The reason for this chilling effect? The physician "profiles" include notice of paid malpractice claims, which allows the public to learn when malpractice claims have been paid on behalf of a doctor and whether the payment amount was "average," "above average," or "below average."
The public has not had access to this information in the past. Under the new law, a doctor's public record will likely be tarnished by these disclosures, which may, in turn, make it more difficult for the physician to compete for new patients and current patients' loyalty.
Lawyers regularly handling medical negligence cases may have noticed that implementation of the National Practitioner Databank has affected their settlement negotiations. The Massachusetts law will likely have a similar effect. The databank, however, is accessible only to hospitals and insurance companies. The Massachusetts profiles, on the other hand, are open to the public.
Physicians who maintain contractual authority to decide whether to settle a claim may hold fast in defending lawsuits against them when settling will definitely produce a publicly accessible blemish on their profiles.
Consumers seeking information about physicians can call the state Board of Registration in Medicine and receive profiles for free by mail. The profiles soon may also be available on the Internet.
Examples of information Massachusetts consumers can find in physicians' profiles include records dating back 10 years of
* felonies, certain misdemeanors, and final disciplinary actions taken by the Massachusetts board or by similar authorities in other states;
* involuntary restrictions or revocation of hospital privileges due to the practitioners' competence or character;
* paid medical malpractice claims, including judgments, arbitration awards, and settlements; and
* physician credentials, such as graduate medical education and training, years in practice, specialties, and whether Medicaid is accepted at their practice.
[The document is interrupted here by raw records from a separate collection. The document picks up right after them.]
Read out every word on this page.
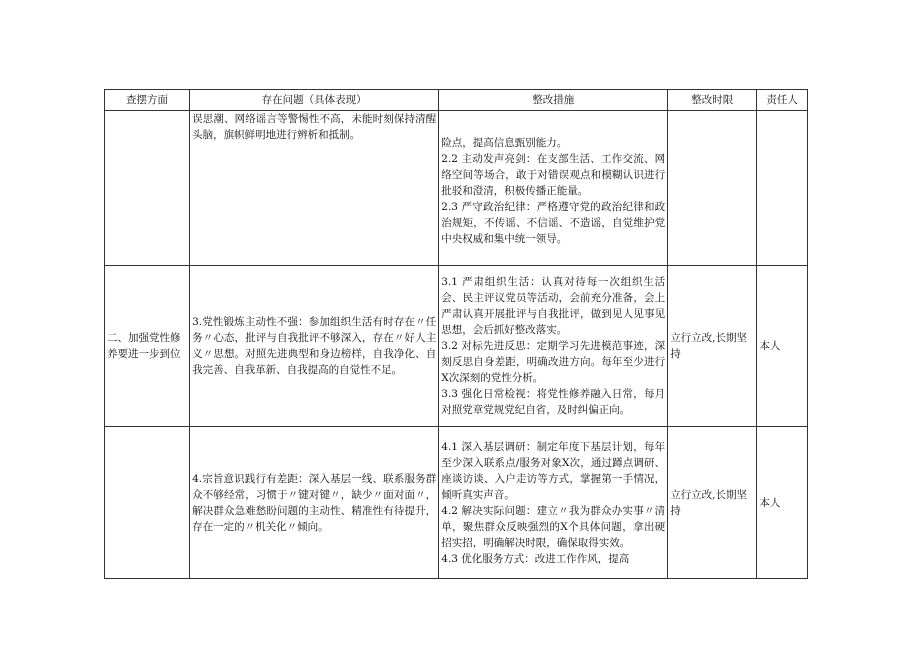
查摆方面	存在问题（具体表现）	整改措施	整改时限	责任人

	误思潮、网络谣言等警惕性不高，未能时刻保持清醒头脑，旗帜鲜明地进行辨析和抵制。	险点，提高信息甄别能力。

2.2 主动发声亮剑：在支部生活、工作交流、网络空间等场合，敢于对错误观点和模糊认识进行批驳和澄清，积极传播正能量。

2.3 严守政治纪律：严格遵守党的政治纪律和政治规矩，不传谣、不信谣、不造谣，自觉维护党中央权威和集中统一领导。		

二、加强党性修养要进一步到位	3.党性锻炼主动性不强：参加组织生活有时存在〃任务〃心态，批评与自我批评不够深入，存在〃好人主义〃思想。对照先进典型和身边榜样，自我净化、自我完善、自我革新、自我提高的自觉性不足。	3.1 严肃组织生活：认真对待每一次组织生活会、民主评议党员等活动，会前充分准备，会上严肃认真开展批评与自我批评，做到见人见事见思想，会后抓好整改落实。

3.2 对标先进反思：定期学习先进模范事迹，深刻反思自身差距，明确改进方向。每年至少进行X次深刻的党性分析。

3.3 强化日常检视：将党性修养融入日常，每月对照党章党规党纪自省，及时纠偏正向。	立行立改,长期坚持	本人

	4.宗旨意识践行有差距：深入基层一线、联系服务群众不够经常，习惯于〃键对键〃，缺少〃面对面〃，解决群众急难愁盼问题的主动性、精准性有待提升，存在一定的〃机关化〃倾向。	4.1 深入基层调研：制定年度下基层计划，每年至少深入联系点/服务对象X次，通过蹲点调研、座谈访谈、入户走访等方式，掌握第一手情况，倾听真实声音。

4.2 解决实际问题：建立〃我为群众办实事〃清单，聚焦群众反映强烈的X个具体问题，拿出硬招实招，明确解决时限，确保取得实效。

4.3 优化服务方式：改进工作作风，提高	立行立改,长期坚持	本人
The law requires that each profile state under the malpractice claims section that settlements "may occur for a variety of reasons, which do not necessarily reflect negatively on the professional competence or conduct of the physician. A [settlement] payment should not be construed as creating a presumption that medical malpractice has occurred."
The stigma factor will likely exist with or without this disclaimer. Although one can argue whether a correlation exists between the number of malpractice claims paid and the quality of care rendered to a particular patient on a given day, consumers will probably favor the doctor whose record is "clean."
Conversely, by accessing only paid malpractice claims, consumers do not acquire information about
* valid but uncompensated claims;
* malpractice for which no claims were made; and
* potentially more reliable indicators of quality of care, such as outcome assessment studies by professional risk managers.
Categorizing malpractice settlement payouts as below average, average, and above average may be difficult and controversial given the diversity of their underlying claims.
By enacting this law, the Massachusetts legislature is striving for more informed consumers in the health care area.
Although the physician profiles give the public useful information about doctors, the data obtained is but a small part of the larger picture. If consumers are looking to choose a new doctor or grade their current one, they would be wise to use the profiles as just a starting point in their search for a competent physician.